Man’s search for a place to poop

Sometimes you just can’t win. You got a Plan A. And if that don’t work you got back-up plans, Plan B and Plan C. But then, they don’t work either.

So I gotta poop. But it’s Christmas break, the students are all gone, and just about everything on Telegraph is closed. But this sports bar, Pappy’s is open. Great! I order something cheap — bacon cheese fries — just so I have an excuse to use their facilities after eating. So my plan is working like clockwork. . .

But then I notice the bar is already closed and the joint is almost completely deserted. So I ask the cashier how late they’re going to be open. “5 o’clock,” he says. I look at my watch — it’s 4:40. By the time I finish eating they’ll be locking up the restrooms. So I change my plans. I tell the cashier: “I’ll have my order it to-go,” That way, I can grab my food and I’ll still have like 10 minutes left to take care of business before they close. So my back-up plan seems full-proof.

So when my order’s ready, I grab my bag of food and head down the stairs to the restroom in the basement.

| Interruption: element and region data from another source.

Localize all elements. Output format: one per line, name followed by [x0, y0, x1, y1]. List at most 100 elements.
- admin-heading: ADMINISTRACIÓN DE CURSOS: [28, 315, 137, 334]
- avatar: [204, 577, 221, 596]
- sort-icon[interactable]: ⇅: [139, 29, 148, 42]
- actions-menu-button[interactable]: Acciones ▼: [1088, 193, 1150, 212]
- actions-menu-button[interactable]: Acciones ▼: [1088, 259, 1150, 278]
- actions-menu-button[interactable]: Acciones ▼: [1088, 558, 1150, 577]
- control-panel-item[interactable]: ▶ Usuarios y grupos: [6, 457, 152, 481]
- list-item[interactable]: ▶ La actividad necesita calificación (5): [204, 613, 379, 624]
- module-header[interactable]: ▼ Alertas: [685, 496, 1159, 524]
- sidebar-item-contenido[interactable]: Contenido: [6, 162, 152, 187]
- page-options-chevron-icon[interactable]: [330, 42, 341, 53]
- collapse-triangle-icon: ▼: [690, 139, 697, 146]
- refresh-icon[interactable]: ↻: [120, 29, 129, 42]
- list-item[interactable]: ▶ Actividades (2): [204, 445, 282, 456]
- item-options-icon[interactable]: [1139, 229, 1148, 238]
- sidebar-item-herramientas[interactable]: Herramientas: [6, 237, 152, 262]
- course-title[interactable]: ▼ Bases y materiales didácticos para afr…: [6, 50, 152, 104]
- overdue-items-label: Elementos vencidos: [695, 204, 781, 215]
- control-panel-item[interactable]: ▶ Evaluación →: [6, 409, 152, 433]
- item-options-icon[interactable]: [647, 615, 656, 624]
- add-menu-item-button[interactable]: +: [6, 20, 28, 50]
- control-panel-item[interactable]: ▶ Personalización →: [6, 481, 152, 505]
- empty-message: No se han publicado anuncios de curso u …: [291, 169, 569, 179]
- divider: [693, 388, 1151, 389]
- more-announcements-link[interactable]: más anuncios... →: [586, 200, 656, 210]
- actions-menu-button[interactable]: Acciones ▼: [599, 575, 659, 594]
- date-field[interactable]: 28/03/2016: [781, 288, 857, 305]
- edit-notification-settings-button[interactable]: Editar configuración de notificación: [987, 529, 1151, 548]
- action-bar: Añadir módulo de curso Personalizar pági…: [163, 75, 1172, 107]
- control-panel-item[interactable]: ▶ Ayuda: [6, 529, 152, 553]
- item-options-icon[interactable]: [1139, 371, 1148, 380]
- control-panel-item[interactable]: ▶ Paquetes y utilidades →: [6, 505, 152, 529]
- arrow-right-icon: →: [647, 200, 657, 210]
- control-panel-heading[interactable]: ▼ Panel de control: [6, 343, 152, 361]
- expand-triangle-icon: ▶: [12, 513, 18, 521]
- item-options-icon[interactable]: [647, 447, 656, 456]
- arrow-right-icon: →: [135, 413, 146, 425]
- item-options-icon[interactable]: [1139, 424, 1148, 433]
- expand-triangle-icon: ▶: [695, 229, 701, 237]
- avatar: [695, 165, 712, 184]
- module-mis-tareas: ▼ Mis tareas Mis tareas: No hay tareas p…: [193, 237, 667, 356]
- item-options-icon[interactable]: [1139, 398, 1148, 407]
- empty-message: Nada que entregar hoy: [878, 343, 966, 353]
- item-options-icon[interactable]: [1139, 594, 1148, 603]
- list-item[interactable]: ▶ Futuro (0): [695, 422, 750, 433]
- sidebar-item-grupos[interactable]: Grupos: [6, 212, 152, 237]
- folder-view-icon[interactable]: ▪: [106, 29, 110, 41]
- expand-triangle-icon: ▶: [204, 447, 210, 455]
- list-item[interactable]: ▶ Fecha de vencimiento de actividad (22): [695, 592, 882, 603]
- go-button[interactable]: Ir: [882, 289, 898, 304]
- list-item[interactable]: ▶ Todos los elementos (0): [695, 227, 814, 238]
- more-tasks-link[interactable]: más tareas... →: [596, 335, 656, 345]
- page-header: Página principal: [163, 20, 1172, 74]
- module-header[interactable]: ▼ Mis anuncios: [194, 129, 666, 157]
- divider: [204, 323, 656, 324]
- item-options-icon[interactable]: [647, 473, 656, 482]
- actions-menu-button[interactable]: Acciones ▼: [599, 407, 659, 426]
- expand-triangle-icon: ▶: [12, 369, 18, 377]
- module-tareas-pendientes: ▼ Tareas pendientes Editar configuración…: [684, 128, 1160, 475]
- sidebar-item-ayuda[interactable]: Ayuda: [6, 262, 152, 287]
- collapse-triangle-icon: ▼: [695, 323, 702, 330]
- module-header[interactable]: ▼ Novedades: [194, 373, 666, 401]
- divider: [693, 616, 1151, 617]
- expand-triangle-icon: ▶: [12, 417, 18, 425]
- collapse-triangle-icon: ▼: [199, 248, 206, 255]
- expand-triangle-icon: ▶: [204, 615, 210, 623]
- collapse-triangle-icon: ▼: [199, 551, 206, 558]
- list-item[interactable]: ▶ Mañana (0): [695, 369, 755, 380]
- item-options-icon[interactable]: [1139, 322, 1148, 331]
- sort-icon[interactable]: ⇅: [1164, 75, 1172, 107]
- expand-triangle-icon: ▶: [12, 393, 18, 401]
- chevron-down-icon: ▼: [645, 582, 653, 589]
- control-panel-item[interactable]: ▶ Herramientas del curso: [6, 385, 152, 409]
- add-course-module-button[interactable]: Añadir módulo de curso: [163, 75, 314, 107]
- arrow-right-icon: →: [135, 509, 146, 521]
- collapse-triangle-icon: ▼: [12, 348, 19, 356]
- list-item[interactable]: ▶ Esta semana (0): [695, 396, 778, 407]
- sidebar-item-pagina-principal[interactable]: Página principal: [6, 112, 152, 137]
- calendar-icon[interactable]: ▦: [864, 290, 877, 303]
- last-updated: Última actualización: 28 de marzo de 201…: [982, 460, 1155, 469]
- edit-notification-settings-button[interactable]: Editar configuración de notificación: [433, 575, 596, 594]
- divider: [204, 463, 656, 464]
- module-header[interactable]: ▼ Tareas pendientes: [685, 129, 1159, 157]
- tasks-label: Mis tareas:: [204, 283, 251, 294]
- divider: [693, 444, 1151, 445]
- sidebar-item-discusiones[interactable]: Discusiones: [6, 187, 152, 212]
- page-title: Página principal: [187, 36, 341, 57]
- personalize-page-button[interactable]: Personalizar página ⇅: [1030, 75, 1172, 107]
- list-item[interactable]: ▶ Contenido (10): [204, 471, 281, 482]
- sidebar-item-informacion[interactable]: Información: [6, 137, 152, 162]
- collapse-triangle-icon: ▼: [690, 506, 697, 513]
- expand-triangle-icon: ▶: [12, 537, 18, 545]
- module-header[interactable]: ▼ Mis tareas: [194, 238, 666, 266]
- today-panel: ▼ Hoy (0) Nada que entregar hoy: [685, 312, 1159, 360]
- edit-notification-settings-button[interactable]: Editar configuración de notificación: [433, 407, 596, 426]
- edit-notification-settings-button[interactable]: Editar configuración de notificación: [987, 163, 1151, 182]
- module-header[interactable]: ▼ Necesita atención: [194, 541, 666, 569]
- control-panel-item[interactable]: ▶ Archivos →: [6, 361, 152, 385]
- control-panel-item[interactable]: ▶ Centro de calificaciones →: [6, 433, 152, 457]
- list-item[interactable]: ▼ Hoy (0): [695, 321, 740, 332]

I’m cutting things pretty close, but I think I got it covered. . . As soon as I opened the men’s room door I smelled smoke (that should have alerted me that something was awry). I push the stall door open — it’s not locked or anything. And there’s this wingnut sitting there on the toilet, nonchalantly smoking crack.

I shut the stall door. And rush back up the stairs muttering curses under my breath. Head back outside to the Ave. It’s starting to rain. . . I head up the street, mulling over a back-up to the back-up to the back-up plan.